BlackBerry Small TalkMagazine journalism marches on into the brave new world of electronic communication. For GQ's special "Love, Sex and Madness" issue, writer Marshall Sella conducted an interview with bad girl actress Lindsay Lohan -- entirely via BlackBerry messages!!
"Because that's how the kids are communicating these days," Sella writes in an introduction. And, he adds, Lohan is "an icon of her generation."
How did this high-tech experiment work out? Not so good. It turns out that Lohan's BlackBerry text messages are about as banal as anybody else's text messages.
"Here now wearing marc jacobs pumps and a kate and kass dress, vintage chanel messenger and topshop tights and peace sign earrings from kaviar and kind," she writes.
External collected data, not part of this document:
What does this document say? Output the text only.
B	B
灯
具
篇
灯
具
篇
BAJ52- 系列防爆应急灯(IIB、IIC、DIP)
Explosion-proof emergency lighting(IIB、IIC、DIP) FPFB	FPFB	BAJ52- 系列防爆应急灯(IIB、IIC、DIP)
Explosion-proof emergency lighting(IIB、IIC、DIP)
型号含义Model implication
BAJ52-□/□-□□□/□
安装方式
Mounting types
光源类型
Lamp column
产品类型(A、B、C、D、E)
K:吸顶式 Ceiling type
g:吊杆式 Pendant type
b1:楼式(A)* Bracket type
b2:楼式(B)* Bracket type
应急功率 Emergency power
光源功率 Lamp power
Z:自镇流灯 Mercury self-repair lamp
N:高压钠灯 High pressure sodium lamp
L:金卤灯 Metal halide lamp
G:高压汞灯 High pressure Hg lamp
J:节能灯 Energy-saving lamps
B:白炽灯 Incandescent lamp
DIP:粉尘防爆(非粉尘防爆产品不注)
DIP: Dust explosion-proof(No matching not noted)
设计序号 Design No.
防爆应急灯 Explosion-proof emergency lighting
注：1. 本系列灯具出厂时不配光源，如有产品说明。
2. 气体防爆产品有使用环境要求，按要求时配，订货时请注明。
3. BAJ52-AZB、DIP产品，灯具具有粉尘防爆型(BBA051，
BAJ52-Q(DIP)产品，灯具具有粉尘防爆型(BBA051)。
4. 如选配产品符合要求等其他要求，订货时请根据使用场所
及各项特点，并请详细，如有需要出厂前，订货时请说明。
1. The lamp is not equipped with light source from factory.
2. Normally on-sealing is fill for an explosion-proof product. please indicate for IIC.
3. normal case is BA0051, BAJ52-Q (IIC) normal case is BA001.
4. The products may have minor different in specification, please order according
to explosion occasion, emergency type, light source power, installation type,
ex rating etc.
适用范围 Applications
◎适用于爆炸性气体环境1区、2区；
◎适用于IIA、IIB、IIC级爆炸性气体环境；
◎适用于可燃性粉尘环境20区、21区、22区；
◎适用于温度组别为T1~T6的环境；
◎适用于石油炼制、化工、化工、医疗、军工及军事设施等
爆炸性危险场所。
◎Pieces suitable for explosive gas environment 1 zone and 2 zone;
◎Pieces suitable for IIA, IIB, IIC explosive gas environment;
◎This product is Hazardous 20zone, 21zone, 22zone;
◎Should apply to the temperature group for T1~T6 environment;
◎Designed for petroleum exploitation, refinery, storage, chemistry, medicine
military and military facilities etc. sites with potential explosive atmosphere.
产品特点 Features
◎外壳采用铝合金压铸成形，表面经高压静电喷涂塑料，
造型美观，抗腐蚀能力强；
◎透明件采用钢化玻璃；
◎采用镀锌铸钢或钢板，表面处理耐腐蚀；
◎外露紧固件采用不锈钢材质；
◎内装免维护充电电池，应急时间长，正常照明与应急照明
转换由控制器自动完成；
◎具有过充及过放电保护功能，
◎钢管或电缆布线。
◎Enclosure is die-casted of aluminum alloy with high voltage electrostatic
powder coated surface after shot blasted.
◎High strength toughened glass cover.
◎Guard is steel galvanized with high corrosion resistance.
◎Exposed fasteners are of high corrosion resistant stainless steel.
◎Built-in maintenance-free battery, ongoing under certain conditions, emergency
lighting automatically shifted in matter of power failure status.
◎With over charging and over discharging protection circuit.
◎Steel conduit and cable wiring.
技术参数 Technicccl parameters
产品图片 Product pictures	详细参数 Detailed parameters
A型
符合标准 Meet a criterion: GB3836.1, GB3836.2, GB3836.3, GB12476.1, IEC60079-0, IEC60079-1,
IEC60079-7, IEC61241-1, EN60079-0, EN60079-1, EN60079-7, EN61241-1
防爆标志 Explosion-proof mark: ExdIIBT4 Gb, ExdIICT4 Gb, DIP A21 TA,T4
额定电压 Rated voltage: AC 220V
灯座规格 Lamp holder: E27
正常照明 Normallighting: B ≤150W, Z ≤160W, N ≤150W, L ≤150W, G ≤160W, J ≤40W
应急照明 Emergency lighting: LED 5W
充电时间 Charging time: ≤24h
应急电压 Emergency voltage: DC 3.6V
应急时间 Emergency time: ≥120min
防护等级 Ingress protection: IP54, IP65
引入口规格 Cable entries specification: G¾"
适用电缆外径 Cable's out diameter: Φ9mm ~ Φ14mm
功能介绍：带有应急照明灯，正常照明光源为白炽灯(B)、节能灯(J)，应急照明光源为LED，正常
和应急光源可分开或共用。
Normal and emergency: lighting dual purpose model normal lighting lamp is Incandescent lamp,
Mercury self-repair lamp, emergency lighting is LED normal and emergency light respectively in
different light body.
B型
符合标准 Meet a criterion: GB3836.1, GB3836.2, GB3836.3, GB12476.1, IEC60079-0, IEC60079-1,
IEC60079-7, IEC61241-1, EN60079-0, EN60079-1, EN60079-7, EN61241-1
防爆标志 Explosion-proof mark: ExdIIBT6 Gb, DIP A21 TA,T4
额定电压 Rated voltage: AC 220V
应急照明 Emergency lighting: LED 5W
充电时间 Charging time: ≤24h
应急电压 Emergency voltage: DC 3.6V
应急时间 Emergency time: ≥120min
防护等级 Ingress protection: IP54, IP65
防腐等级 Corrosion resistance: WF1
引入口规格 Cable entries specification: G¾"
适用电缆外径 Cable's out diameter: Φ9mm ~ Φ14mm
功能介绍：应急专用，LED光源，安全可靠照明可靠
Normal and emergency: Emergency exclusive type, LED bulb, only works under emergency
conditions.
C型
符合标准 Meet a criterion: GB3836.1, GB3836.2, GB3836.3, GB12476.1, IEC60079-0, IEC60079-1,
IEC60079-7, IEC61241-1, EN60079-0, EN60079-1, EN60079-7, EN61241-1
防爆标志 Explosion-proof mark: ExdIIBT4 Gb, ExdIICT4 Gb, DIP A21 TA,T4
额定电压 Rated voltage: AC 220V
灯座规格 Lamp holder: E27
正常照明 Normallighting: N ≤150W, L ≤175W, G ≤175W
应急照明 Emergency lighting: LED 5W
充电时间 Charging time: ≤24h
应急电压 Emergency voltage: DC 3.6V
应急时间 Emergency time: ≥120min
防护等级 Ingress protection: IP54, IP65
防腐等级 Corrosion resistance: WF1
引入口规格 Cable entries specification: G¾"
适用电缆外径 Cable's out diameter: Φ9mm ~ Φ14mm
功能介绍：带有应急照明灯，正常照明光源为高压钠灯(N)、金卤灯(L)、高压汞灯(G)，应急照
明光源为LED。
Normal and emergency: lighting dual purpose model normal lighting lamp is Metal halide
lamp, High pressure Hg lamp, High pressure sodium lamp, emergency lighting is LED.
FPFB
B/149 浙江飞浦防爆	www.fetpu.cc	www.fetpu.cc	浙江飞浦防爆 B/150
Sella gets that message and fires one back asking Lohan if she plays poker.
"Weird! I just e-mailed my friend sara pantera saying I'm going to start playing poker again! I bought two puppies today! Sober impulse buying of companions who will help me stay home etc," Lohan replies.
Sella sends back a message endorsing dogs and asking if Lohan likes cats.
"Cats scare me," she writes. "I just think of bad luck from black ones like I had in 'Just My Luck'! I need a boyfriend. Geez."
Back and forth they go until Sella asks Lohan, who is busy filming a movie, to tell him about the happiest moment of her life.
"Gotta think sex scene today," she writes back.
"Best message ever," Sella answers. "What do you think about during a sex scene?"
And he never gets another message from her again.
Oh, well. It was a nice try, anyway. And it generated just enough copy to give GQ an excuse to make it a cover story and run five pages of pictures of Lohan without too many clothes on.
A Vote for PorkIt's official: Field & Stream has announced that "Hogs Are the New Deer."
Deer are nice, but you can hunt them only during deer season. You can hunt wild hogs pretty much all the time, the magazine reports. The little porkers run wild in 31 states, including Maryland and Virginia, and they taste good, too. And get this: "The loose restrictions on hog hunting in many places has led to a number of fringe techniques, from spearing the animals to killing them with handheld knives."
But you've got to be careful. Wild hogs are nasty critters wielding sharp tusks. "Imagine a 700-pound elk compressed into the body of a 250-pound animal," says Jim "The Hogfather" Matthews, publisher of the California Hog Hunter newsletter.
Before you head out to hunt hog, Field & Stream suggests that you pick up a bottle of Harmon "Hog in Heat" to attract the beasts. "It's 100 percent urine," the magazine raves. "Careful -- a little dab'll do ya."